Dynamic changes in microRNAs during high temperature-induced bolting
MicroRNAs (miRNA) play important roles in gene expression regulation by targeting mRNAs [22]. To identify whether miRNAs potentially regulate high temperature-triggered bolting, small non-coding RNA sequencing was performed in different lettuce samples (i.e., C0, C2, C8, C24, HT2, HT8 and HT24). In total, 5295 unique miRNAs were identified in lettuce. As expected, the expression levels of some miRNAs were increased gradually in lettuce with increasing high temperature treatment (Fig. S7). To study the potential role of miRNAs in regulating gene expression during high temperature induced bolting, the differential analysis was performed in HT2 vs C2, HT8 vs C8 and HT24 vs C24 and identified 39, 139 and 186 differentially expressed (DE) miRNAs, respectively (Fig. 3a, Table S1). These DE miRNAs potentially targeted 40, 188 and 167 coding genes in HT2 vs C2, HT8 vs C8 and HT24 vs C24, respectively (Fig. 3b, Table S1). Among them, 3, 22 and 21 genes were overlapped between the DEGs and these coding genes potentially targeted by miRNAs during high temperature treatment at 2, 8 and 24 day, respectively (Fig. 3c, Table S2–4), suggesting that the expression of some DEGs were potentially affected by miRNAs (Fig. 3c), although no gene was reported to be involved in the known floral pathway. Among these potentially targeted coding genes, there are some kinase protein family proteins, which may be involved in bolting regulation (Fig. 3c, Table S2–4). These results suggested that the involvements of miRNAs during high temperature treatment possibly affect coding gene expression and bolting in lettuce.
DNA methylation patterns during high temperature-induced bolting
To investigate the overall methylation patterns of lettuce response to high temperature, control and high temperature treated lettuces at different time points were selected for methylation analysis. Each sample produced about 25 Gb data. In the C0 sample, methylcytosine occurred at CHH sites (3.51%), followed by CHG (44.25%) and CG (52.24%) (Fig. 4a). To further explore DNA methylation distribution in different genomic regions, we analyzed the methylation profiles with genes and their flanking sequences. Our results showed that methylation occurs mostly at intergenic regions (Fig. 4b). Moreover, methylation at CGs, CHGs and CHHs within protein-encoding genes exhibited different distribution across sequence contexts. CG and CHG methylation primarily occurred in the genebodies, while methylation at CHHs preferentially occurred in both genebodies and promoters (Fig. 4b).

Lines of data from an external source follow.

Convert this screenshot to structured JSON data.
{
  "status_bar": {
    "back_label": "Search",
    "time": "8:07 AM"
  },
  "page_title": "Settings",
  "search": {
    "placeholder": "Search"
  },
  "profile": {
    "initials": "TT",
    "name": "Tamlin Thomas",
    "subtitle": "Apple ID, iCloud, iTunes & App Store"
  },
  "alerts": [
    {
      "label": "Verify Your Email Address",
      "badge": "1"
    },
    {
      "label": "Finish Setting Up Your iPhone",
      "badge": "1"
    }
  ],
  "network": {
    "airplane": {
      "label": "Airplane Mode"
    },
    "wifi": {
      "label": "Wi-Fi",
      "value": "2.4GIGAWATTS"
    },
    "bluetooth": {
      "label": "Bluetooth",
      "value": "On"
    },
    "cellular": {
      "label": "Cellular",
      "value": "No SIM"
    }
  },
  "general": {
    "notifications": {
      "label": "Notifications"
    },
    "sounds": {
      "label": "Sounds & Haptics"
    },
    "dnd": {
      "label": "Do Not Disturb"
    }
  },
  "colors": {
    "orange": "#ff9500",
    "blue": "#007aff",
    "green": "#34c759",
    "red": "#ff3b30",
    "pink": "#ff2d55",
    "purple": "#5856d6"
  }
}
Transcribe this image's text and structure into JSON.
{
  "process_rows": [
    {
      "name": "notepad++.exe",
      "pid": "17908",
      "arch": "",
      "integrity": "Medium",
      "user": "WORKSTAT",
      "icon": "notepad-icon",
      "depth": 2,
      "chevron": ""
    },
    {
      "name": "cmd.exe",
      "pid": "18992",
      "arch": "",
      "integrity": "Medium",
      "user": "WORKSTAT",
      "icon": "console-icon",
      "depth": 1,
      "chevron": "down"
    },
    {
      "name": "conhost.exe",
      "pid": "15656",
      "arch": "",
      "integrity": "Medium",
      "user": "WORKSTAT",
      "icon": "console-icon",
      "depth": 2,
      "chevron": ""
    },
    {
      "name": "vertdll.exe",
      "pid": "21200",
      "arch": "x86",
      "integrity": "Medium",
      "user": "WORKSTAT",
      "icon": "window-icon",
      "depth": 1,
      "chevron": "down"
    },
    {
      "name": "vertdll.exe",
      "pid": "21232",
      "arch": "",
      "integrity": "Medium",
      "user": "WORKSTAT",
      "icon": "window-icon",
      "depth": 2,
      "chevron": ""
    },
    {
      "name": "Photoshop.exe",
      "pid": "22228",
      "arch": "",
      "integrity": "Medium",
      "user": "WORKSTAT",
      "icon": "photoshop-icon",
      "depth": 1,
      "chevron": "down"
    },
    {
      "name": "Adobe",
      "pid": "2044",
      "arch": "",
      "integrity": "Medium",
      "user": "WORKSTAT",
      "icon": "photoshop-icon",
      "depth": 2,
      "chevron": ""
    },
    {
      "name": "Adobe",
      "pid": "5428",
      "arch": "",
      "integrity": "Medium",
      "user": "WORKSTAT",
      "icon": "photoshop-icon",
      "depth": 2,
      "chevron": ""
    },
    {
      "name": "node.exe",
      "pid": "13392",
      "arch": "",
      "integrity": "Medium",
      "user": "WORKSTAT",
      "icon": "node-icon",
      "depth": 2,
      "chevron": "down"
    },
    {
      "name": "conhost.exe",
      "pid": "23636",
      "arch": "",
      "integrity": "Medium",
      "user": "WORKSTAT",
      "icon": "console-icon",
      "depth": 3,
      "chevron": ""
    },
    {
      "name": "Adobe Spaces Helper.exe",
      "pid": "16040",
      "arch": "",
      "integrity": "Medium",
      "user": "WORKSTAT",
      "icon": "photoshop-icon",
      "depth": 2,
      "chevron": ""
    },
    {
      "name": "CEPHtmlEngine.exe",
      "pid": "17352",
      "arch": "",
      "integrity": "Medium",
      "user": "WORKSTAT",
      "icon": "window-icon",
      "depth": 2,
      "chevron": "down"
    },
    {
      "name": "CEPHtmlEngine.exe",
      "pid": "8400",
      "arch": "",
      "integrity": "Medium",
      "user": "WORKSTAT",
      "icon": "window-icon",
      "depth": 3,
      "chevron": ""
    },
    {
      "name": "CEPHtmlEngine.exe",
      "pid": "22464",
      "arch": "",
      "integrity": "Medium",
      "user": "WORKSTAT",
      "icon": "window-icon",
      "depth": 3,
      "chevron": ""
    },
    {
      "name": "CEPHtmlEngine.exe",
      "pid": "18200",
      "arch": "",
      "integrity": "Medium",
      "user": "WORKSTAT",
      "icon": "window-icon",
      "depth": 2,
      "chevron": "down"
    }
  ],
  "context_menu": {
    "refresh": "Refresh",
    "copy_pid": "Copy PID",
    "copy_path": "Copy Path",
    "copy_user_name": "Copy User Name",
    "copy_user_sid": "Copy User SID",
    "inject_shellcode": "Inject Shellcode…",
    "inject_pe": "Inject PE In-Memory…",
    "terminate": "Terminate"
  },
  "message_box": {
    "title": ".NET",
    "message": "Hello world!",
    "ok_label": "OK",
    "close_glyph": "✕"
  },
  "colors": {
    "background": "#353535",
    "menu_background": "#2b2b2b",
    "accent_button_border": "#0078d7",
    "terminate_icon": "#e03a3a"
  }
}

To examine the DNA methylation patterns in high temperature-induced bolting, we analyzed the changes of DNA methylation after high temperature treatment. It can be seen that with the increase of treatment time, the number of differentially methylated region was increased significantly (Fig. S8). To further explore whether any role of DNA methylation in high temperature induced-lettuce bolting, we compared the DNA methylomes in HT2 vs C2, HT8 vs C8 and HT24 vs C24 to identify the differentially methylated locis (DMLs). There are 1225, 1531, and 2235 DMLs, respectively (Fig. 5a). In HT2 vs C2, 67 DMLs were located in gene bodies and 44 DMLs in gene promoters. In HT8 vs C8, there are 183 DMLs in gene bodies and 19 DMLs in gene promoters. In HT24 vs C24, 358 and 76 DMLs fell into gene bodies and promoters, respectively (Table S5). We further identified differentially methylated regions (DMRs) using the R packages “DSS” and these DMRs were associated with 7, 16 and 25 protein-coding genes at 2d, 8d and 24d, respectively (Fig. 5b, Table S6). However, only 0, 2 and 5 genes were overlapped between the DMR-associated genes and DEGs at 2d, 8d and 24d during high temperature treatment (Fig. 5b, Table S7–8), indicating a potential role of DNA methylation in regulating gene expression during high temperature-induced bolting.
Discussion
In this study, we performed the transcriptome and epigenome analysis to study the molecular mechanism of high temperature-induced bolting. Our results unravelled that multiple floral pathways are involved in this process.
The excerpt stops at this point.